La Turquie a déclaré qu’elle imposerait des restrictions commerciales à Israël à partir de mardi, en raison de la guerre à Gaza. Tel-Aviv n’a pas tardé à répliquer, menaçant Ankara de sanctions en retour.

La Turquie a restreint, mardi, ses exportations vers Israël, en réponse à la guerre à Gaza et à une colère croissante au sein de la population turque contre le maintien des relations commerciales avec Israël, qui a promis des mesures de rétorsion.

"Cette décision restera en vigueur jusqu’à ce qu’Israël déclare un cessez-le-feu immédiat et autorise l’acheminement continu de l’aide humanitaire à Gaza", a affirmé le ministère turc du Commerce dans un communiqué.

Réaction israélienne

Le ministère israélien des Affaires étrangères Israel Katz a affirmé, dans la foulée, qu’Israël prendrait les "mesures nécessaires" à l’encontre de la Turquie, dénonçant une "violation des accords commerciaux" bilatéraux. Il a en outre déclaré qu’Israël envisageait de demander au Congrès américain d’enquêter pour savoir si la Turquie avait violé les accords commerciaux avec Israël et devait être sanctionnée.

Katz a ajouté que son pays demandera à ses alliés et aux organisations américaines de mettre un terme aux investissements turcs et de cesser d’exporter à partir de ces pays.

Les restrictions annoncées mardi matin par Ankara concernent 54 produits, dont de nombreux matériaux de construction composés d’acier, de fer ou d’aluminium, mais aussi du carburant d’aviation.

Le ministère affirme que "la vente des produits ou services susceptibles d’être utilisés à des fins militaires par Israël" n’était plus autorisée "depuis longtemps".

Cette annonce intervient après qu’Ankara a annoncé lundi qu’Israël avait bloqué une demande turque de largage d’aide humanitaire sur Gaza.

"Il n’y a aucune excuse pour qu’Israël bloque notre tentative de parachuter de l’aide aux Gazaouis affamés", avait déclaré le ministre turc des Affaires étrangères Hakan Fidan, annonçant l’imminence d’"une série de nouvelles mesures contre Israël".

"Notre soutien (aux Palestiniens) se poursuivra jusqu’à ce que l’effusion de sang cesse à Gaza et que nos frères palestiniens obtiennent un État palestinien libre avec Jérusalem-Est pour capitale", a déclaré mardi le président turc Recep Tayyip Erdogan dans un message à l’occasion de l’Aïd al-Fitr, qui marquera mercredi la fin du mois du Ramadan.

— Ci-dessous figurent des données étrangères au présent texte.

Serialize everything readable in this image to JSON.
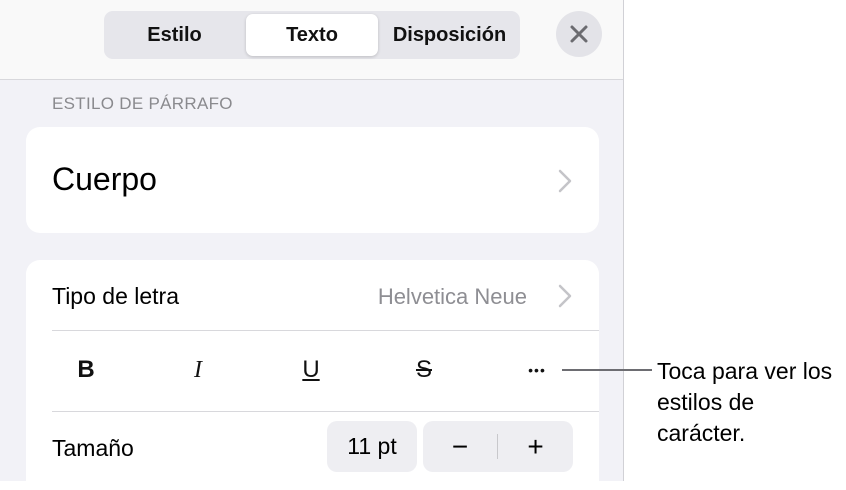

Gouvernement sous pression

La guerre entre Israël et le Hamas palestinien a mis fin à la normalisation des relations turco-israéliennes en 2022 après des années de tension.

Le président Erdogan, l’une des voix les plus critiques de la guerre menée par Israël dans la bande de Gaza, a qualifié à de nombreuses reprises Israël d’"État terroriste".

Erdogan, qui a rappelé début novembre l’ambassadeur de Turquie à Tel-Aviv, avait toutefois jugé impossible de "rompre complètement" avec Israël.

Mais les critiques se sont intensifiées en Turquie ces dernières semaines contre la poursuite des échanges commerciaux avec Israël.

Selon des analystes, cette colère a contribué à la débâcle historique du Parti de la justice et du développement (AKP, islamo-conservateur) du président Erdogan aux élections municipales du mois dernier.

Des manifestations dénonçant la poursuite des relations commerciales avec Israël ont eu lieu ces derniers jours dans plusieurs villes turques, samedi, entre autres, sur l’une des principales artères d’Istanbul.

La dispersion violente de cette manifestation a suscité un vif émoi. Des images diffusées par les médias locaux, montrant une policière gifler une manifestante, ont été vivement critiquées par l’opposition turque.

Une enquête a été ouverte et deux policiers ont été suspendus à la suite de cet incident, a annoncé le ministre turc de l’Intérieur Ali Yerlikaya.

Les exportations de la Turquie vers Israël représentaient 5,43 milliards de dollars en 2023, contre 7,03 milliards de dollars en 2022 et 6,36 milliards de dollars en 2021, selon l’Union des exportateurs turcs et l’agence de statistiques Turkstat.